Somehow, on his first couple of days here, he has
managed to avoid the delightful experience of my boss's
atom-smashing bowel movements. (My boss was considerate
enough to wait until he left, leaving me as the sole
recipient of the chromosome-altering aromas. I'm so
lucky.) So, on his third day, I paid little mind when
Steve excused himself to use The Restroom.
There was no warning. No defecation grunt, no
sphincter-clearing fart. One minute, I'm soldering a
motor into an air purifier. The next minute, every
internal organ in my body was going into toxic shock. My
pulmonary vein, expecting to be carrying oxygen-rich
hemoglobin, convulsed at the sudden introduction of
hydrogen sulfide. Yes, this odor was so putrid that it
actually seemed to take on a physical form... grabbing
me... punching me repeatedly... picking me up and
dropping me on my head over and over... waving its hand
in front of my face, going "WOOP WOOP WOOP", and then
poking me in the eyes...
Then, a moment of irony occured that may never be
repeated again.
My boss, who had been sitting obliviously at his desk
doing "work" (read: looking at porn), suddenly looked
up, a look of bewilderment and disgust covering his
face. He got up, walked over to me, and said "Jesus,
this guy knows how to stink up a bathroom!"

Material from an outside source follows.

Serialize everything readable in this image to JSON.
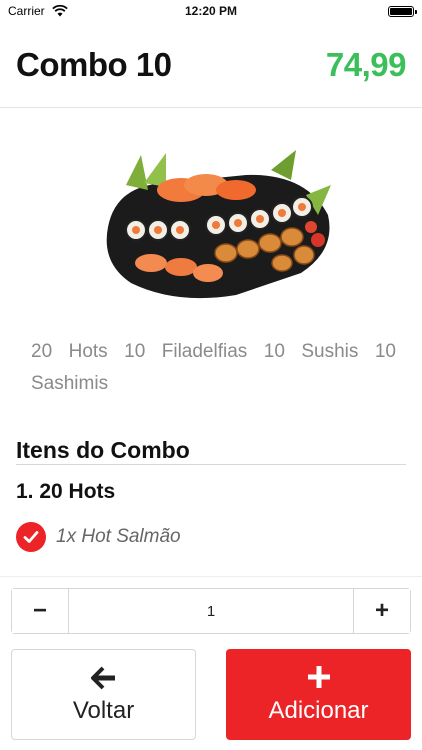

There I stood, a beaten and broken man, unable to
respond with anything other than a blank nod of
acknowledgement due to the massive internal trauma I had
sustained. As Steve exited the commode, looking blithely
ignorant of the havoc he had caused, I wondered if I
should have accepted a position at a sewage treatment
facility, in order to enjoy cleaner air.